Это было приблизительно на середине озера. Как только олень сделал свой первый прыжок на лед, Люсьен, зарядив ружье, бросился ему навстречу. Увидя, что животное мертвым уже лежит на льду, он продолжил бег, надеясь отбить у волков добычу. Но когда, несколько приблизившись, охотник увидел, что жертва уже растерзана, а волки не смущены его появлением, он сообразил, что, пожалуй, ему самому грозит опасность. Но, может быть, выстрел разгонит волков? Недолго думая, Люсьен выстрелил. Один из волков упал замертво, но, к удивлению Люсьена, остальные не испугались, а немедленно бросились на убитого товарища и стали терзать и пожирать его так же, как перед тем оленя.
Это зрелище наполнило Люсьена тревогой, еще увеличившейся, когда несколько волков, оттесненных другими от павшего, повернулись в его сторону. Люсьен был посреди озера, на скользком льду. Бежать назад было опасно, так как волки нагнали бы его на полпути, а выказанный им страх вызвал бы большую дерзость с их стороны. Несколько мгновений прошло в колебаниях. Люсьен зарядил ружье, но не выстрелил, решив сберечь заряд для наиболее критического момента. Если бы только ему удалось достигнуть бивуака, расположенного подле деревьев, он мог бы на них спастись. Осторожно стал он пятиться к лагерю, не спуская глаз с волков. Не успел юноша сделать несколько шагов, как к своему ужасу увидел, что вся стая двинулась на него. Поняв, что, отходя, он манит зверей за собой, Люсьен остановился в угрожающей позе с поднятым ружьем. Ярдах в двадцати от него волки вдруг разделились на две группы и стали окружать его более тесным кольцом. Путь со всех сторон был отрезан!

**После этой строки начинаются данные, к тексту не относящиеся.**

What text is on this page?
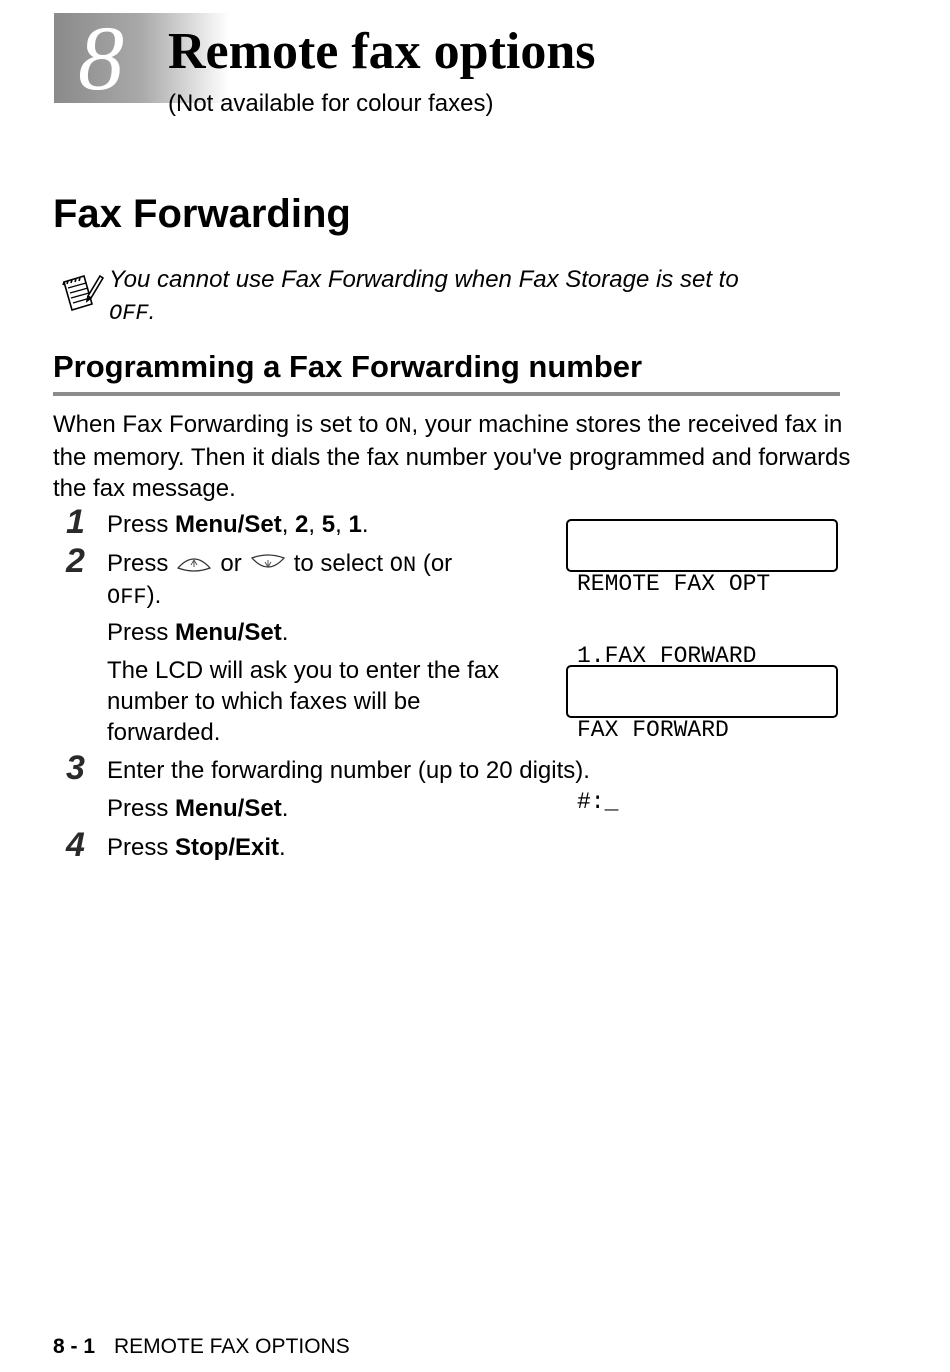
8 Remote fax options
(Not available for colour faxes)
Fax Forwarding
You cannot use Fax Forwarding when Fax Storage is set to
OFF.
Programming a Fax Forwarding number
When Fax Forwarding is set to ON, your machine stores the received fax in the memory. Then it dials the fax number you've programmed and forwards the fax message.
1 Press Menu/Set, 2, 5, 1.

REMOTE FAX OPT

1.FAX FORWARD

2 Press or to select ON (or
OFF).
Press Menu/Set.
The LCD will ask you to enter the fax number to which faxes will be forwarded.

	FAX FORWARD

#:_

3 Enter the forwarding number (up to 20 digits).
Press Menu/Set.
4 Press Stop/Exit.
8 - 1 REMOTE FAX OPTIONS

Самое твердое сердце сжалось бы от ужаса в этом положении; дрогнуло и сердце Люсьена.
Он крикнул во весь голос, прицелился и убил ближайшего волка, но другие остались на месте, еще более рассвирепев. Люсьен сжал ружье и взмахнул им со всей силы, но ему угрожала опасность поскользнуться, и его силы иссякали. Он считал себя уже погибшим… Клыки его врагов приближались… Он опять с отчаянной силой замахнулся ружьем…
Долго это ужасное положение продолжаться не могло. Судьба Люсьена была решена. Но подоспела помощь! С холма раздался громкий крик, и Люсьен увидел сбегавшие вниз фигуры. Надежда придала ему энергии, он размахивал ружьем с новой силой, а волки, занятые атакой, не замечали вновь прибывавших, пока четырехкратный залп ружей не свалил нескольких на лед. Остальные с отвратительным воем разбежались, а Люсьен, полумертвый от изнеможения, упал в объятия своих избавителей.
Юноши получили в качестве трофея семь волков. Охотничья экспедиция тоже была удачна, так как были убиты три оленя, которых бросили на холме, когда юноши увидели Люсьена в опасности.
Теперь наши друзья отправились снова за ними и, принеся их в лагерь, принялись за вкусный обед. Люсьен быстро оправился и развлекал компанию подробным рассказом обо всем, что с ним случилось в последние часы.
Глава XXXIX. КОНЕЦ ПУТЕШЕСТВИЯ
Путешественники оставались на месте еще несколько дней, пока не запаслись новым пеммиканом – из мяса северных оленей, которых им удалось убить. Затем, приготовив все заново и взяв с собой несколько шкур, они отправились дальше.
Первые два дня были для них чрезвычайно трудными. Они шли по гористой местности без единого деревца, годного для костра, и страдали от холода больше, чем когда-либо. Франсуа и Люсьен отморозили себе лицо, но им помог Норман, который не позволял им подходить к огню, предварительно не натерев щеки снегом. Скалы, попадавшиеся на их пути, были во многих местах покрыты лишайниками разных сортов, но путешественники не обращали на них внимания, ведь у них имелся пеммикан, которого было такое количество, какое только мог нести каждый из них.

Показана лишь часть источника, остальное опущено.